= Tom Lunt =

American record producer

Tom Lunt is an American record producer. Lunt formed The Numero Group record label with fellow Chicagoan Ken Shipley in February 2003, and the label has gone on to reissue hundreds of lost soul, gospel, funk and psychedelic rock albums. Lunt co-produced and art directed the label's first 32 releases before retiring in April 2013 at 61 to work with musicians outside the reissue realm.

Before The Numero Group, from 1988 to 2000, Lunt was a VP/creative director at the Leo Burnett Worldwide advertising agency, and creative director at Corporate Profiles, DDB, Warsaw, Poland, in 2001. Prior to that, he worked for Streetside Records in St Louis as a buyer.

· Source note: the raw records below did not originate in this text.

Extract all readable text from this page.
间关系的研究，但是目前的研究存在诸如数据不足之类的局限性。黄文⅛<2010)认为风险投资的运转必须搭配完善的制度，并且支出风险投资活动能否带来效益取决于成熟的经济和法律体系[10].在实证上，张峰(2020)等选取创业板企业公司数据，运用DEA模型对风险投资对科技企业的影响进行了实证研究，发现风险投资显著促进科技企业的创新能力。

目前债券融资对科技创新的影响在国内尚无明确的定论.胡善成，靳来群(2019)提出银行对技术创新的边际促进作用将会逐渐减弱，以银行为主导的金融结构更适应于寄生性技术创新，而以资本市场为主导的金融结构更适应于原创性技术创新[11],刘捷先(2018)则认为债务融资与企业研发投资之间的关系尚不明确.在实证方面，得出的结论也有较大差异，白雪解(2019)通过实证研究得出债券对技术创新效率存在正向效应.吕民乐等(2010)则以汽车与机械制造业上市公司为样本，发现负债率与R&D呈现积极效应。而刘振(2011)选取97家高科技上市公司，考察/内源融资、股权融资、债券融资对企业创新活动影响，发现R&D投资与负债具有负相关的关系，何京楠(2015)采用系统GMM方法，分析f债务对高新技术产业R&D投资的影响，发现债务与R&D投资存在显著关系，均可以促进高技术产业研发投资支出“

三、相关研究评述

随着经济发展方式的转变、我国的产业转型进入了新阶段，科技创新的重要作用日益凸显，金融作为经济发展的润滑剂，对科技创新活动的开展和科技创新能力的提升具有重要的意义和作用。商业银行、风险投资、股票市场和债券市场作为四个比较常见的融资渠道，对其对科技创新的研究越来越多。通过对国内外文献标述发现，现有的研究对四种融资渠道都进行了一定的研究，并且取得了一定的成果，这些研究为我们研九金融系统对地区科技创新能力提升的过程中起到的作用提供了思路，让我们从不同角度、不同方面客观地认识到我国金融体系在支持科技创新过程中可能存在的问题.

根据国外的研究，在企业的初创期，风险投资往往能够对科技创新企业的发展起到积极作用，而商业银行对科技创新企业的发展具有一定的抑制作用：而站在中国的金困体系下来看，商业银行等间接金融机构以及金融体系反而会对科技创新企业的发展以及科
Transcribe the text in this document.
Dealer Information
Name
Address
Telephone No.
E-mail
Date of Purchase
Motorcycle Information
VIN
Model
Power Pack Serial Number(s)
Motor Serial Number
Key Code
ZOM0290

In 2006, Lunt co-produced with Liam Hayes and performed on the album Bright Penny by Liam Hayes and Plush.

Lunt was nominated twice for a Grammy Award, in 2011 as art director for Numero 033, Light On The South Side, with photographs by Chicago photographer Michael Abramson, and in 2012 with Ken Shipley and then staff musicologist Rob Sevier as co-producer of Numero 032, Syl Johnson: Complete Mythology.

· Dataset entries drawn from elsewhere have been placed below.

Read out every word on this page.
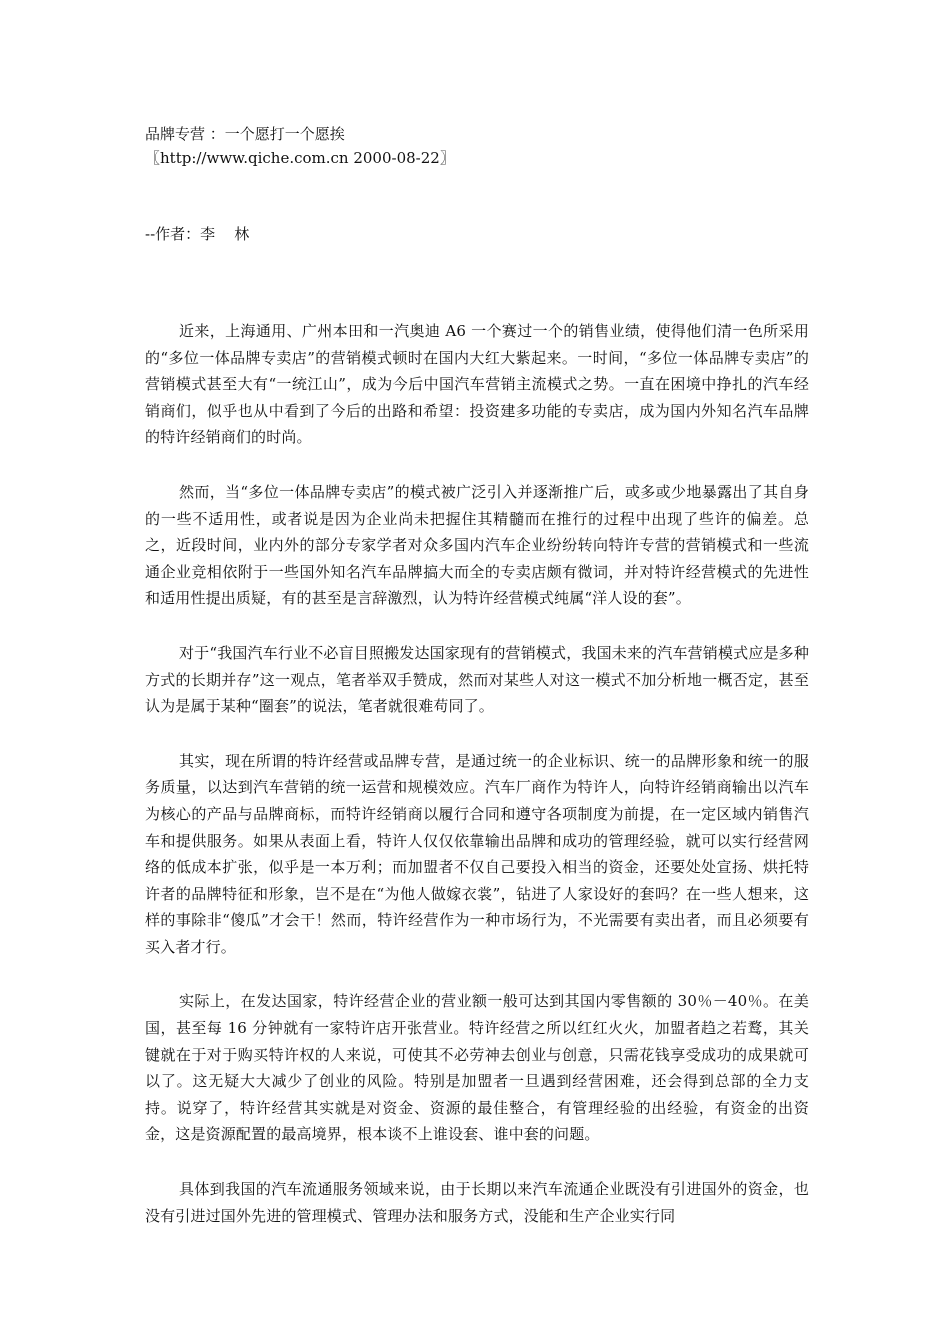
品牌专营 ：一个愿打一个愿挨

〖http://www.qiche.com.cn 2000-08-22〗

--作者：李    林

近来，上海通用、广州本田和一汽奥迪 A6 一个赛过一个的销售业绩，使得他们清一色所采用的“多位一体品牌专卖店”的营销模式顿时在国内大红大紫起来。一时间，“多位一体品牌专卖店”的营销模式甚至大有“一统江山”，成为今后中国汽车营销主流模式之势。一直在困境中挣扎的汽车经销商们，似乎也从中看到了今后的出路和希望：投资建多功能的专卖店，成为国内外知名汽车品牌的特许经销商们的时尚。

然而，当“多位一体品牌专卖店”的模式被广泛引入并逐渐推广后，或多或少地暴露出了其自身的一些不适用性，或者说是因为企业尚未把握住其精髓而在推行的过程中出现了些许的偏差。总之，近段时间，业内外的部分专家学者对众多国内汽车企业纷纷转向特许专营的营销模式和一些流通企业竞相依附于一些国外知名汽车品牌搞大而全的专卖店颇有微词，并对特许经营模式的先进性和适用性提出质疑，有的甚至是言辞激烈，认为特许经营模式纯属“洋人设的套”。

对于“我国汽车行业不必盲目照搬发达国家现有的营销模式，我国未来的汽车营销模式应是多种方式的长期并存”这一观点，笔者举双手赞成，然而对某些人对这一模式不加分析地一概否定，甚至认为是属于某种“圈套”的说法，笔者就很难苟同了。

其实，现在所谓的特许经营或品牌专营，是通过统一的企业标识、统一的品牌形象和统一的服务质量，以达到汽车营销的统一运营和规模效应。汽车厂商作为特许人，向特许经销商输出以汽车为核心的产品与品牌商标，而特许经销商以履行合同和遵守各项制度为前提，在一定区域内销售汽车和提供服务。如果从表面上看，特许人仅仅依靠输出品牌和成功的管理经验，就可以实行经营网络的低成本扩张，似乎是一本万利；而加盟者不仅自己要投入相当的资金，还要处处宣扬、烘托特许者的品牌特征和形象，岂不是在“为他人做嫁衣裳”，钻进了人家设好的套吗？在一些人想来，这样的事除非“傻瓜”才会干！然而，特许经营作为一种市场行为，不光需要有卖出者，而且必须要有买入者才行。

实际上，在发达国家，特许经营企业的营业额一般可达到其国内零售额的 30％－40％。在美国，甚至每 16 分钟就有一家特许店开张营业。特许经营之所以红红火火，加盟者趋之若鹜，其关键就在于对于购买特许权的人来说，可使其不必劳神去创业与创意，只需花钱享受成功的成果就可以了。这无疑大大减少了创业的风险。特别是加盟者一旦遇到经营困难，还会得到总部的全力支持。说穿了，特许经营其实就是对资金、资源的最佳整合，有管理经验的出经验，有资金的出资金，这是资源配置的最高境界，根本谈不上谁设套、谁中套的问题。

具体到我国的汽车流通服务领域来说，由于长期以来汽车流通企业既没有引进国外的资金，也没有引进过国外先进的管理模式、管理办法和服务方式，没能和生产企业实行同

Post Numero, he produced the first album of music by photographer William Eggleston, '"Musik" (2017), released on Secretly Canadian. And is currently producing "512", an album of enhanced field recordings by the Memphis photographer for the same label. Lunt is also a photographer and visual artist [tomlunt.com] and performs as the guitarist in the Chicago band The James Dean Joint.